Media back tougher penalties for posting slanderous messages online, but some papers fear that new rules can be misused to crack down on liberal views and whistleblowers.

New rules reported in state media say internet users who make defamatory comments which are visited by 5,000 users or reposted more than 500 times could face up to three years in prison.

The Guangzhou Daily recalls how the government’s energy body threatened to take legal action against Luo Changping, a deputy editor of the respected business magazine Caijing, for “slandering” its former director Liu Tienan.

However, Mr Luo’s online posts on Mr Liu’s alleged wrongdoing eventually led to the official’s removal from the Communist Party and an official probe.

“Needless to say, online rumours and online slander must be combated. But in law enforcement, the relevant departments still need to treat online whistle-blowing with a tolerant mentality and draw boundaries between online whistle-blowing and online rumours or slander to protect and encourage the online fight against corruption,” it stresses.

“While combating rumours, we must also protect the online supervision rights of citizens… A strict distinction must be drawn between malicious rumour-mongering and mistaken information. Citizens’ space for free speech must be protected while combating crime,” adds The Beijing News.

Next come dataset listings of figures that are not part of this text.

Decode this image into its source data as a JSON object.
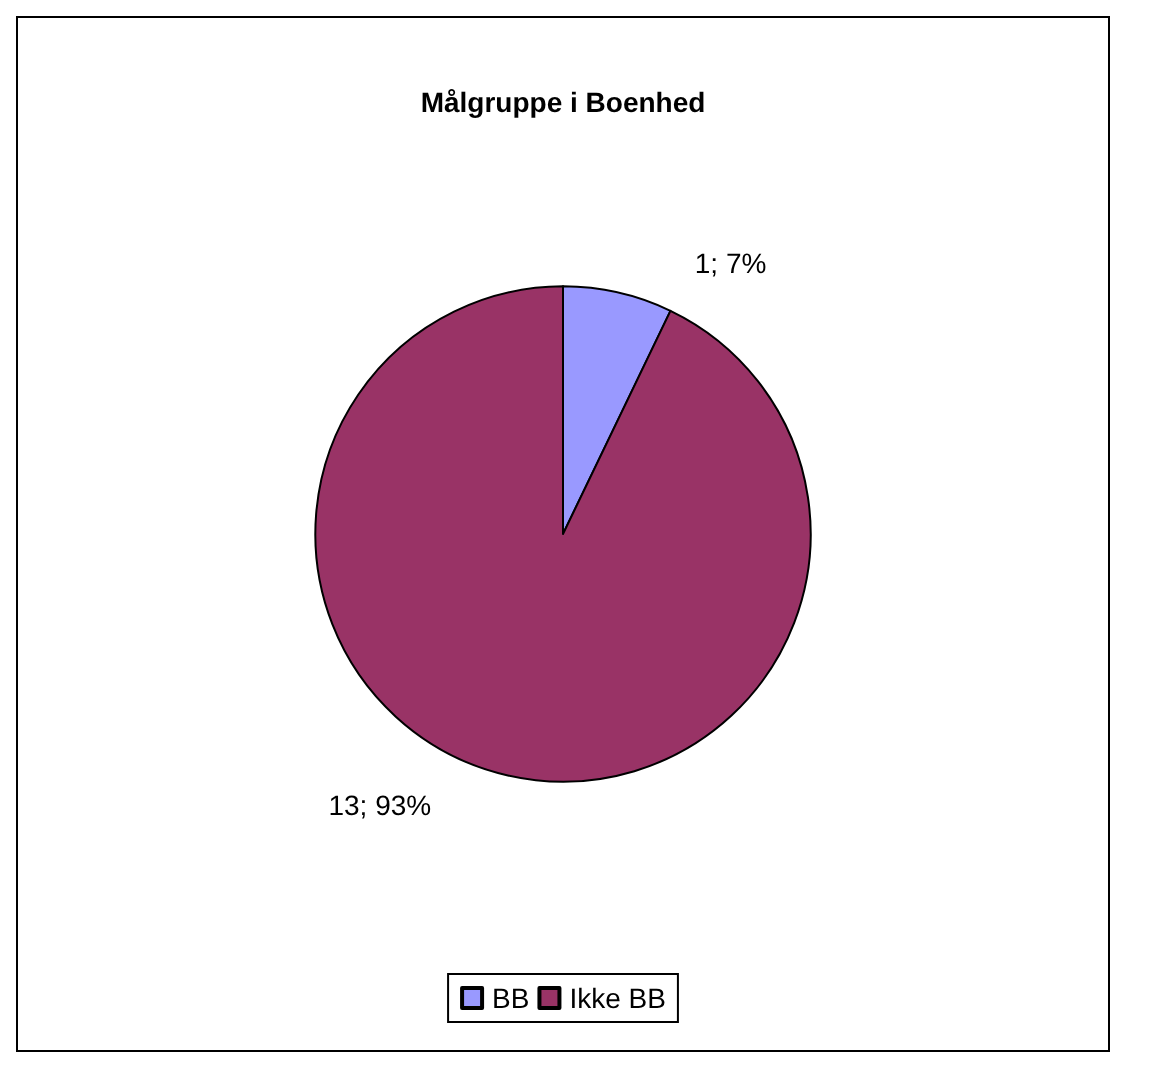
{
  "chart_data": {
    "type": "pie",
    "title": "Målgruppe i Boenhed",
    "categories": [
      "BB",
      "Ikke BB"
    ],
    "values": [
      1,
      13
    ],
    "colors": [
      "#9999ff",
      "#993366"
    ],
    "value_labels": [
      "1; 7%",
      "13; 93%"
    ],
    "legend": "bottom"
  }
}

The new rules have also come under fire from internet users.

“I would have to shut up on the internet now. If you want to put a person in jail, the easiest way would be to forward his untrue post 500 times,” Hong Kong’s South China Morning Post quotes one Chinese Internet user as saying.

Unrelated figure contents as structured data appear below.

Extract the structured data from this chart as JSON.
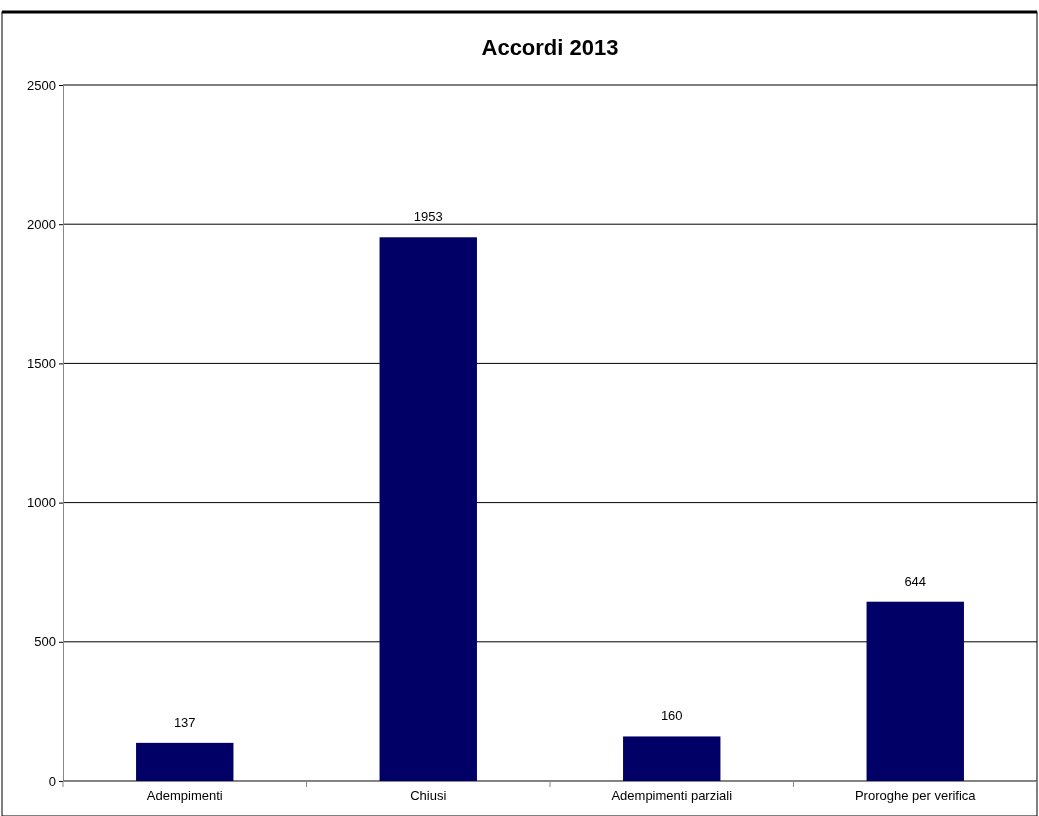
{
  "chart_data": {
    "type": "bar",
    "title": "Accordi 2013",
    "categories": [
      "Adempimenti",
      "Chiusi",
      "Adempimenti parziali",
      "Proroghe per verifica"
    ],
    "values": [
      137,
      1953,
      160,
      644
    ],
    "color": "#000066",
    "ylim": [
      0,
      2500
    ],
    "yticks": [
      0,
      500,
      1000,
      1500,
      2000,
      2500
    ],
    "grid": "y",
    "data_labels": true
  }
}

In recent months, a number of well-known bloggers and journalists have been detained on allegations such as posting inflammatory remarks, inciting social unrest or “online rumour mongering”.

Turning to international news, state media, including China Central Television and Communist Party mouthpieces, are marking the one-year anniversary of the Japanese government’s “nationalisation” of disputed East China Sea islands known as the Senkaku in Japan and the Diaoyu in China.

“In the past year, Japan’s vile acts of violating China’s territorial sovereignty have encountered a strong counter-attack… China’s firm action has shown once again that the era of the Chinese nation allow itself to be bullied by others is gone and never to return,” says the People’s Daily, the Communist Party’s most authoritative mouthpiece.

Mysterious blast

In other domestic news, Hong Kong’s Ming Pao reports growing speculation over a mysterious blast on Monday outside a primary school near Guilin in southern Guangxi that killed two people and injured at least 45 others. Most of the injured were adults dropping off children for classes, as well as pupils.

The explosion happened when man rode past the gates of Balijie Primary School while children were arriving. The man and a woman riding next to him on an electric bicycle were killed immediately.

Some witnesses believe that the fuel tank of the man’s vehicle exploded accidentally.

However, the Information Centre for Human Rights and Democracy, a Hong Kong-based social unrest monitoring organisation, quotes unnamed sources as saying the man was a petitioner “taking revenge on society”. This has not been officially confirmed, the Ming Pao adds.

On China’s Teachers’ Day, a debate is brewing on whether parents and students should shower teachers with gifts.

More surprisingly, a survey of 97 parents in Beijing by The Beijing News shows that nearly 60% of parents feel obliged to give gifts to teachers to ensure that they give extra attention or better grades to their children.

Some parents will even fork out a few thousand yuan for expensive gift vouchers and petrol vouchers.

And finally, the Ta Kung Pao, Ming Pao and other Hong Kong newspapers bring good news about Guo Bin, a six year-old boy who had both his eyes gouged out in northern Shanxi province. He will be given artificial eye implants later this week at a hospital in Shenzhen.